British Television: MI-5
17 July 2015
You've got to love the British for making one of their best TV shows about domestic security (MI-5) rather than international intrigue (MI-6). You've got to further love the fact that the British title for the show is "Spooks," which is evidently what they call their spy types in the UK. Cheeky buggers.
MI-5 started in 2002, and ran for ten seasons, through 2011. When Mr. CR and I first started watching it, it was fairly early on in my British TV-watching career, and we were really surprised and pleased at the complexity (both in plot and moral tone) of it, as well as with the slickness of the production.* One of our favorite things about it was its periodic use of screen-in-screen action to show how storylines were developing at different times or in different places. It really felt like they were packing a lot of story in a one-hour program.
Once again the cast proved to be almost uniformly excellent, and even though the writers/producers were never afraid to kill off main characters, often very surprisingly**, you never even had the chance to miss your favorite characters because they were often replaced by equally interesting ones. Matthew Macfadyen as Tom Quinn (excellent) became Rupert Penry-Jones as Adam Carter (excellent) became Richard Armitage as Lucas North (excellent). And don't even get me started on the mainstay actor of all ten seasons: Peter Firth, who played Harry Pearce, a Section Head (the big honcho, basically) within MI-5. So, so good.

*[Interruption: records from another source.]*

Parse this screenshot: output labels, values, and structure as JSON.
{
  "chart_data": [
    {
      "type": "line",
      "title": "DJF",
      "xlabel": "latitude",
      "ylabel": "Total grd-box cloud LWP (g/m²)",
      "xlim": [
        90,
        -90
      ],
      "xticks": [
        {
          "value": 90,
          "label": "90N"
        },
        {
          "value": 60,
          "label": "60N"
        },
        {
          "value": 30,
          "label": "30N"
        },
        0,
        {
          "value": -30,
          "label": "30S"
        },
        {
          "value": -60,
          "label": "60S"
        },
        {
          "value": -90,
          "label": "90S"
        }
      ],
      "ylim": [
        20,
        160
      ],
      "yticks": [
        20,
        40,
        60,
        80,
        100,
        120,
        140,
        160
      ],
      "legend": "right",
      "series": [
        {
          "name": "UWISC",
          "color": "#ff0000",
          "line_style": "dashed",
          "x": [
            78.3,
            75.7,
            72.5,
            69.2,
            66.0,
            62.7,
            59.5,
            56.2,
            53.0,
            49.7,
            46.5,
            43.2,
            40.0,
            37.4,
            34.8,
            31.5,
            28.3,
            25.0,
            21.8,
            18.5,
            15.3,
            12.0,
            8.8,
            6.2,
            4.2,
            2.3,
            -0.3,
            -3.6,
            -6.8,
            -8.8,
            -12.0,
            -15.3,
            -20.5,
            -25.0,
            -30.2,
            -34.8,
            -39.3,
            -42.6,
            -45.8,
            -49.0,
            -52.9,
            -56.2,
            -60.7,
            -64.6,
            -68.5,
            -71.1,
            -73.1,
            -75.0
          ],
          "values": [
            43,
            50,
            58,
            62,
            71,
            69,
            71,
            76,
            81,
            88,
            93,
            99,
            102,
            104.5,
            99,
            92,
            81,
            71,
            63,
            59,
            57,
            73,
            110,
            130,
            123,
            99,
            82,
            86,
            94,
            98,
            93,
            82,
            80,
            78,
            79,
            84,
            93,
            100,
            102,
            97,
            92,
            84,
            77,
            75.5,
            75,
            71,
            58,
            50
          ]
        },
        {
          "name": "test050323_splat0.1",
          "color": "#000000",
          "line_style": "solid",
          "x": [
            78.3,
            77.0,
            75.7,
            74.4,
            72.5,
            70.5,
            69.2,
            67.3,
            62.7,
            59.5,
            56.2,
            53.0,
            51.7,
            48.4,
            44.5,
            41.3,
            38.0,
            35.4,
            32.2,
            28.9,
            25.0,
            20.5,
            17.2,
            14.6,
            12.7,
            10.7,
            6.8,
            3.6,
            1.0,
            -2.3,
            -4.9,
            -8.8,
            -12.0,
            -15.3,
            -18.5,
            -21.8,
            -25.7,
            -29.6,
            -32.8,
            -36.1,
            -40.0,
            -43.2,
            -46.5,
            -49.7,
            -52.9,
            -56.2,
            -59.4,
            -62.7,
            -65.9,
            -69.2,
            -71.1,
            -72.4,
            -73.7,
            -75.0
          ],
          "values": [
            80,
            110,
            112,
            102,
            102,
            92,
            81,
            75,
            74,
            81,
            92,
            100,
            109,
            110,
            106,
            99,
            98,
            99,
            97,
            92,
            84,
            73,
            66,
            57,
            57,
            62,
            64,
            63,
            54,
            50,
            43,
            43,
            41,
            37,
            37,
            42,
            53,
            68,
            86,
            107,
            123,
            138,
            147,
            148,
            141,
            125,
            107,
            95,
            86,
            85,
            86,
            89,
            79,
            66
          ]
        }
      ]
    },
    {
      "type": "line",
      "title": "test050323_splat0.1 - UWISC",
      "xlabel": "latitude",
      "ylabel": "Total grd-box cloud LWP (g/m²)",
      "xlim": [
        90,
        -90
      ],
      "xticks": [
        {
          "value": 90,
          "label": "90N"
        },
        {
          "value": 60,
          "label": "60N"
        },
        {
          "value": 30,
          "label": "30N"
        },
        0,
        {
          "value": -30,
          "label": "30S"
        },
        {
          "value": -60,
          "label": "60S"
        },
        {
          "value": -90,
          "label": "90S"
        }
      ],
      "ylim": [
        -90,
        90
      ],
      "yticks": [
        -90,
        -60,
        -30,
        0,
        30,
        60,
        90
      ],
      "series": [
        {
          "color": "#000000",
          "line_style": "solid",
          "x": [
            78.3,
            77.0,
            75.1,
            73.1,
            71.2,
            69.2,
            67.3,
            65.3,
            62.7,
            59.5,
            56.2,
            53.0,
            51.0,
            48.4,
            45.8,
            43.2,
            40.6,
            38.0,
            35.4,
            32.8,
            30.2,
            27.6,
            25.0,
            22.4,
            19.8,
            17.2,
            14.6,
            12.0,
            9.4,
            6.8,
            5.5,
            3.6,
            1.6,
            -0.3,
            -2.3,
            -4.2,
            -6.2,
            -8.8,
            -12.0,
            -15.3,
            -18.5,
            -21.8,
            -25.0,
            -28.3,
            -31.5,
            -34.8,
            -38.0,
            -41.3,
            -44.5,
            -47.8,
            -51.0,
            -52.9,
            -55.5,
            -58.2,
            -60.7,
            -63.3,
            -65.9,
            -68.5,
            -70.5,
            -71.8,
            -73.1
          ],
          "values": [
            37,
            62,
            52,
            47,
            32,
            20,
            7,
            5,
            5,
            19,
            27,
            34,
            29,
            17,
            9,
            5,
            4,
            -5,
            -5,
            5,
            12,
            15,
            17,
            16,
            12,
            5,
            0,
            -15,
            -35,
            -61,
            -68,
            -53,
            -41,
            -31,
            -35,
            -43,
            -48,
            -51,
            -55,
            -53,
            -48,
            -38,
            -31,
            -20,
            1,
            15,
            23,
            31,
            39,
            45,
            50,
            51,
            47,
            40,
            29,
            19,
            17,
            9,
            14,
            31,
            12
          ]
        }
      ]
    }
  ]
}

The series did start to lose a bit of steam in the later seasons, but it was still very watchable, and god love the BBC, their series usually only run about six to twelve episodes or so, so even a ten-season show doesn't take as long to watch in its entirety as you might think.
Now, if you watch this trailer for the show, I think you'll think it looks ridiculously violent. And you'd be right; there's violence in the show. But it never really felt like it glorified violence: a lot of times the only choices open to the characters were bad ones. Of course a show about a national spy service is going to be nationalistic ('for the greater good,' etc.) but it certainly didn't make the lifestyle look glamorous. I liked that.
*And we stayed such nerdy fans, as a matter of fact, that we tried to stop by the real "Thames House," where MI-5 is based, when we traveled to London.
**One of the rather graphically displayed deaths in the first season actually led viewers to contact the BBC in protest.